Mental Health and Oral Health services have traditionally been thought of as separate entities. To better provide efficient, affordable care, Greene County Health Care (GCHC) is bridging the gap, integrating medical, dental, and behavioral health services for its patients.
As a Federally Qualified Health Center (FQHC), GCHC serves patients across Greene, Pitt, and Pamlico counties in North Carolina. Their focus resides in increasing access to high-quality care for the underserved, uninsured, and underinsured.
Cori Davis, a MedFT at GCHC, went into detail about her role in connecting oral and mental health.
In the time between when a patient fills out their paperwork and is seen by a dental hygienist or assistant, Davis performs behavioral health screenings and interventions. This involves sitting down with a patient to evaluate their overall mental health.

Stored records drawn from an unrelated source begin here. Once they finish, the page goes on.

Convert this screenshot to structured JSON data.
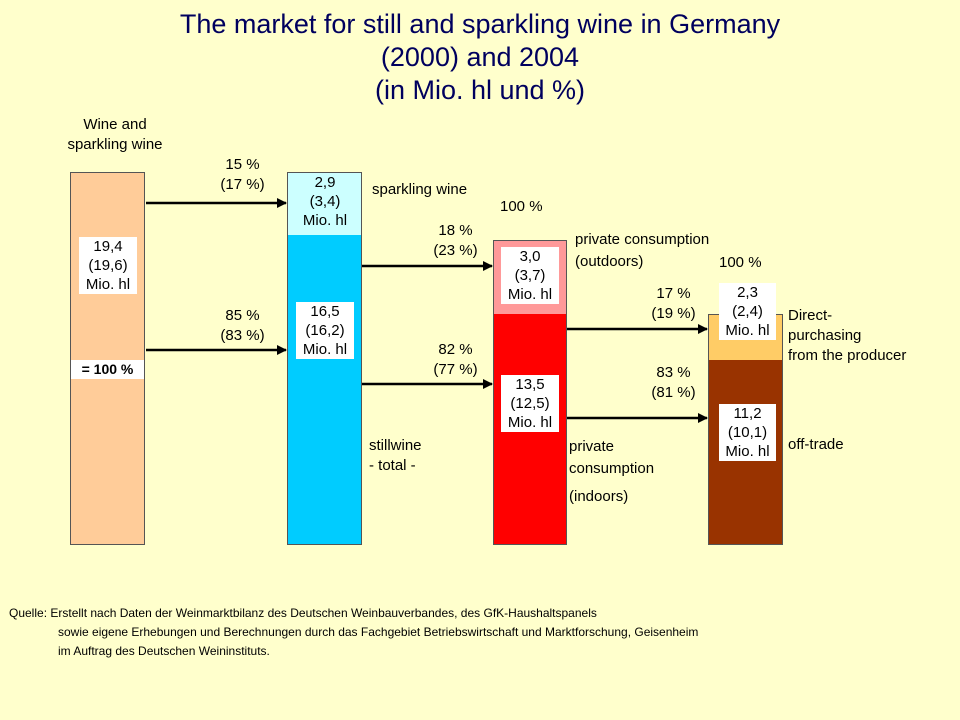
{
  "title": {
    "line1": "The market for still and sparkling wine in Germany",
    "line2": "(2000) and 2004",
    "line3": "(in Mio. hl und %)"
  },
  "colors": {
    "background": "#ffffcc",
    "title": "#00005e",
    "total_bar": "#ffcc99",
    "sparkling": "#ccffff",
    "still": "#00ccff",
    "outdoor": "#ff9999",
    "indoor": "#ff0000",
    "direct": "#ffcc66",
    "offtrade": "#993300"
  },
  "bar_total": {
    "header_line1": "Wine and",
    "header_line2": "sparkling wine",
    "value_line1": "19,4",
    "value_line2": "(19,6)",
    "value_line3": "Mio. hl",
    "base_label": "= 100 %"
  },
  "bar_types": {
    "sparkling_value_line1": "2,9",
    "sparkling_value_line2": "(3,4)",
    "sparkling_value_line3": "Mio. hl",
    "still_value_line1": "16,5",
    "still_value_line2": "(16,2)",
    "still_value_line3": "Mio. hl",
    "sparkling_label": "sparkling wine",
    "still_label_line1": "stillwine",
    "still_label_line2": "- total -"
  },
  "bar_consumption": {
    "hundred_label": "100 %",
    "outdoor_value_line1": "3,0",
    "outdoor_value_line2": "(3,7)",
    "outdoor_value_line3": "Mio. hl",
    "indoor_value_line1": "13,5",
    "indoor_value_line2": "(12,5)",
    "indoor_value_line3": "Mio. hl",
    "outdoor_label_line1": "private consumption",
    "outdoor_label_line2": "(outdoors)",
    "indoor_label_line1": "private",
    "indoor_label_line2": "consumption",
    "indoor_label_line3": "(indoors)"
  },
  "bar_channels": {
    "hundred_label": "100 %",
    "direct_value_line1": "2,3",
    "direct_value_line2": "(2,4)",
    "direct_value_line3": "Mio. hl",
    "offtrade_value_line1": "11,2",
    "offtrade_value_line2": "(10,1)",
    "offtrade_value_line3": "Mio. hl",
    "direct_label_line1": "Direct-",
    "direct_label_line2": "purchasing",
    "direct_label_line3": "from the producer",
    "offtrade_label": "off-trade"
  },
  "arrows": {
    "a1_pct": "15 %",
    "a1_prev": "(17 %)",
    "a2_pct": "85 %",
    "a2_prev": "(83 %)",
    "a3_pct": "18 %",
    "a3_prev": "(23 %)",
    "a4_pct": "82 %",
    "a4_prev": "(77 %)",
    "a5_pct": "17 %",
    "a5_prev": "(19 %)",
    "a6_pct": "83 %",
    "a6_prev": "(81 %)"
  },
  "source": {
    "line1": "Quelle: Erstellt nach Daten der Weinmarktbilanz des Deutschen Weinbauverbandes, des GfK-Haushaltspanels",
    "line2": "sowie eigene Erhebungen und Berechnungen durch das Fachgebiet Betriebswirtschaft und Marktforschung, Geisenheim",
    "line3": "im Auftrag des Deutschen Weininstituts."
  }
}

She screens for common mental health concerns such as anxiety and depression. Davis also assesses dental pain and pain management, eating and sleeping patterns, as well as social and basic needs.
Though her brief interventions on managing chronic conditions and mental health issues can go a long way, Davis often makes referrals to other GCHC therapists, if needed.
“We have a lot of great therapists here that can devote more time to a long-term case,” Davis stated.
Additionally, Davis makes referrals to GCHC’s medical clinic for patients who need medical care.
Working closely with a social worker, therapists at GCHC can work through common issues like transportation and medication affordability. Ride-sharing services and other programs to help patients access the care they need are often covered by Medicare or Medicaid.
We asked Davis if she thought her work had a genuine impact on the overall health of the patients she met with, to which she responded, “Definitely, yes.” She explained that before patients even leave the room, they are given handouts and techniques so they may leave with tangible and practicable information.
Afterwards, there is more to be done.
“Connecting them to a healthcare system that can be with them and work with them long-term is really valuable so they have all of their services they need in one building.” Davis continued, “That really helps with continuity of care and making sure they can have sustained healthcare.”
One example of how these health screenings are linked to the oral health practice is when a patient suffers from dental anxiety. Evaluating this condition allows for the therapist to work through breathing exercises and relaxation techniques. This information is then communicated to the dental assistant or dentist so that they may implement these practices throughout the appointment.
“We’re really filling the gaps with the services we do here,” said Davis, “Because the population we serve in dental isn’t the same population for the medical side.”
Behavioral health, general health care, and oral health care are often siloed, which exacerbates barriers that many face to accessing the care they need.
“We emphasize your whole health here and we want to make sure that all of you is doing well”, Davis said.
Addressing Oral Health disparities in North Carolina is tied with improving the overall health and well-being of its citizens. Combining medical, dental, and behavioral health services has become increasingly important in this process. Collectively, these related health fields strive to better the lives of everyone, especially those who have not had the privilege of reliable health insurance and access to care.